Il pointa les papiers étalés sur le plan de travail :
— Il se sert d’elle pour déposer les brevets !
— Nous ne le laisserons pas faire.
La voix était venue de l’entrée de la pièce, grave, autoritaire. Greenholm se tenait sur le pas de la porte, appuyé sur une canne et soutenu par le garde du corps. Le vieil homme s’avança vers le bureau avec difficulté. Il fut le seul à ne pas craindre d’affronter le regard de Kinross.
— J’ai été abusé, docteur, et je me sens responsable. Le professeur Cooper et vous m’avez fait confiance. Si je dois me ruiner pour sortir Jenni de là et réparer, je n’hésiterai pas.
La rage du médecin ne retombait pas, mais il commençait à réfléchir.
— Il faut alerter la police, le consulat. Cette histoire de tempête n’est peut-être qu’un mensonge de plus. Qui sait ce qu’il est en train de faire subir à Jenni ?
73
Tracy écarta le rideau. Jenni laissa échapper une exclamation de surprise en découvrant le salon entièrement redécoré. Des centaines de bougies illuminaient la salle, les meubles avaient été retirés et seule une table dressée pour deux trônait face à l’immense baie vitrée. La lueur dorée des chandelles et les murs rehaussés de tentures suspendues comme des rideaux de théâtre conféraient à la pièce une atmosphère chaleureuse, hors du temps. À l’extérieur, de puissants projecteurs éclairaient la forêt et la neige qui tombait toujours sans faiblir. Au-delà régnaient le blanc, le froid et la nuit.
Clifford Brestlow apparut comme par magie. Tracy abandonna Jenni.
— Je vous souhaite une excellente soirée, lui glissa-t-elle avant de s’éloigner avec son chandelier.
Jenni saisit la main que Clifford lui tendait.
— C’est somptueux, dit-elle en s’avançant.
— La tempête ne durera pas toujours et je sais bien que vous repartirez vers l’Écosse. C’est peut-être notre dernier dîner, ma dernière chance de vous donner vraiment envie de revenir.

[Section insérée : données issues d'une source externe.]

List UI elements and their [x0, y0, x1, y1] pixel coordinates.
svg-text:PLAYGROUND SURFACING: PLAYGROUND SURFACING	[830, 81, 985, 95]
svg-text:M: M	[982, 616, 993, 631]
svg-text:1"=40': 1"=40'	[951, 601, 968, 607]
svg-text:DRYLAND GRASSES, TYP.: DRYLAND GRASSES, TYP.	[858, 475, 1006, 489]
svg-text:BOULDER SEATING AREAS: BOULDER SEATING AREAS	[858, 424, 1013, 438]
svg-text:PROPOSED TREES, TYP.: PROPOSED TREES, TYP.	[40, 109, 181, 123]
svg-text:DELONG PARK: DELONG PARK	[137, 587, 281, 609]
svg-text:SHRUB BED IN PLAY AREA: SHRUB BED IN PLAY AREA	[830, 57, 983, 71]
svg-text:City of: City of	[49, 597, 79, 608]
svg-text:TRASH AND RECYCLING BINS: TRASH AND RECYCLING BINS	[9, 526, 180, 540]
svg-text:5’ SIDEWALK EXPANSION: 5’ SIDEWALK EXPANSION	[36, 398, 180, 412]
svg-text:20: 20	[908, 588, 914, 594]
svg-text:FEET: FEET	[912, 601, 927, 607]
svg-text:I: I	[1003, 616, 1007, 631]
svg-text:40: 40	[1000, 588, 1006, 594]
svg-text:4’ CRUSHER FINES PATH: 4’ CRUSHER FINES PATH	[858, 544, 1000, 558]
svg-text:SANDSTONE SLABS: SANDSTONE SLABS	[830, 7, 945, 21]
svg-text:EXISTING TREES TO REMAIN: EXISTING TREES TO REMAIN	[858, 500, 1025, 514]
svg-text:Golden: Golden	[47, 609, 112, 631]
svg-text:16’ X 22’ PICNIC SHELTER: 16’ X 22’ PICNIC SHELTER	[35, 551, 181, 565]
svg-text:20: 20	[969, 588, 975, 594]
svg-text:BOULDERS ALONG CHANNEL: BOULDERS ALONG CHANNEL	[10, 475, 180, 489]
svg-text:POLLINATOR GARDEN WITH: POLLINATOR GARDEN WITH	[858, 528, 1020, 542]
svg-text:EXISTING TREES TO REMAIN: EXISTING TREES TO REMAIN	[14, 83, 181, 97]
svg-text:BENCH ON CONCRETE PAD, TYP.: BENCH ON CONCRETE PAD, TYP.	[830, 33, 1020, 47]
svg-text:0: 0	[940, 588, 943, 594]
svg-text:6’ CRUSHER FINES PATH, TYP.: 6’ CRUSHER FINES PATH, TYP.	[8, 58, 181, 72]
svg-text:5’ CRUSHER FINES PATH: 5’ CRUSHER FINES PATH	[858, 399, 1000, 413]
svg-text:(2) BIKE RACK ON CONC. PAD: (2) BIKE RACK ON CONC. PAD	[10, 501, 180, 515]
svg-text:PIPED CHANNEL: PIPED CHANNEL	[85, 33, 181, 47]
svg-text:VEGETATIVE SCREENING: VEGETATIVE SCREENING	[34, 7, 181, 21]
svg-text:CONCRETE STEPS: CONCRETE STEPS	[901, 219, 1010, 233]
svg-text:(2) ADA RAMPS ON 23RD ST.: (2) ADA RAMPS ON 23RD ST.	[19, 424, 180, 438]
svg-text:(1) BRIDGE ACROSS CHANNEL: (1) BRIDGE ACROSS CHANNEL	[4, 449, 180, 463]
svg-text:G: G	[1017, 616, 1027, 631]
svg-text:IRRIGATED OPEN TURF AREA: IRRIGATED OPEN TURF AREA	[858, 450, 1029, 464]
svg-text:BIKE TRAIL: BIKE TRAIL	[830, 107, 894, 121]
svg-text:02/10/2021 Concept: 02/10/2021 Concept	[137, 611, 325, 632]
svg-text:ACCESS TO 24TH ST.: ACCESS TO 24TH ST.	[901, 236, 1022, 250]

Jenni sentit son cœur accélérer. Sur une impulsion, elle porta la main au visage de Brestlow, lui caressa la joue et se pencha pour l’embrasser. Brestlow lui rendit son baiser, cependant il paraissait troublé. Peut-être n’aurait-elle pas dû se permettre ? Elle préféra ne pas laisser durer l’instant.
— Lorsque Tracy est venue me chercher avec son chandelier, lui confia-t-elle, j’ai cru que la tempête avait fait sauter le courant. Très honnêtement, je me demandais de quel tour vous alliez encore m’éblouir. C’est féerique.
— Heureux que cela vous plaise.
— J’ai honte d’être habillée comme une touriste. Il aurait fallu une robe du soir pour un décor pareil.
— Ne vous inquiétez pas. Vous êtes parfaite.
Ils prirent place autour de la table. Jenni demanda :
— Est-ce qu’il vous arrive de dîner sur le pouce, genre un morceau de fromage sur une tranche de pain ?
— C’est presque ce que nous allons faire ce soir, car les intempéries ont un peu compliqué l’approvisionnement.
Un homme apparut, au grand étonnement de Jenni. Il la salua d’un signe de tête et déposa un plateau entre eux deux. Jenni l’observa pendant qu’il leur servait un porto. Il était assez distingué et évitait son regard. Dès qu’il se fut éloigné, elle se pencha vers Clifford :
— Je croyais que vous n’étiez entouré que par de très belles jeunes femmes…
— C’est malheureusement impossible. Certaines missions exigent des hommes.
Il leva son verre :
— À vous, Jenni, à cette soirée qui compte énormément pour moi.
Jenni se joignit au toast :
— Merci, Clifford. Je suis tellement heureuse de vous avoir rencontré.
— Et moi donc. Vous avez changé ma vie, Jenni. Vous ne pouvez pas imaginer à quel point.
Elle baissa les yeux.
— S’il vous plaît, ne vous détournez pas. J’aimerais tellement que vous restiez à mes côtés.
— Nous évoluons dans des mondes bien différents. Vous êtes séduisant, vous vivez dans un univers de pouvoir et d’invention. Vous utilisez sans vous en rendre compte des choses dont la plupart des humains n’osent même pas rêver.
— Cela veut dire que vous ne voulez pas de moi.
Jenni sourit :
— Ce n’est pas si simple. Vous m’attirez, Clifford, vous me fascinez. Vos moyens m’impressionnent, ce que vous faites pour notre projet aussi, mais ce qui me perturbe le plus, c’est que je n’imaginais pas qu’il puisse exister un homme tel que vous.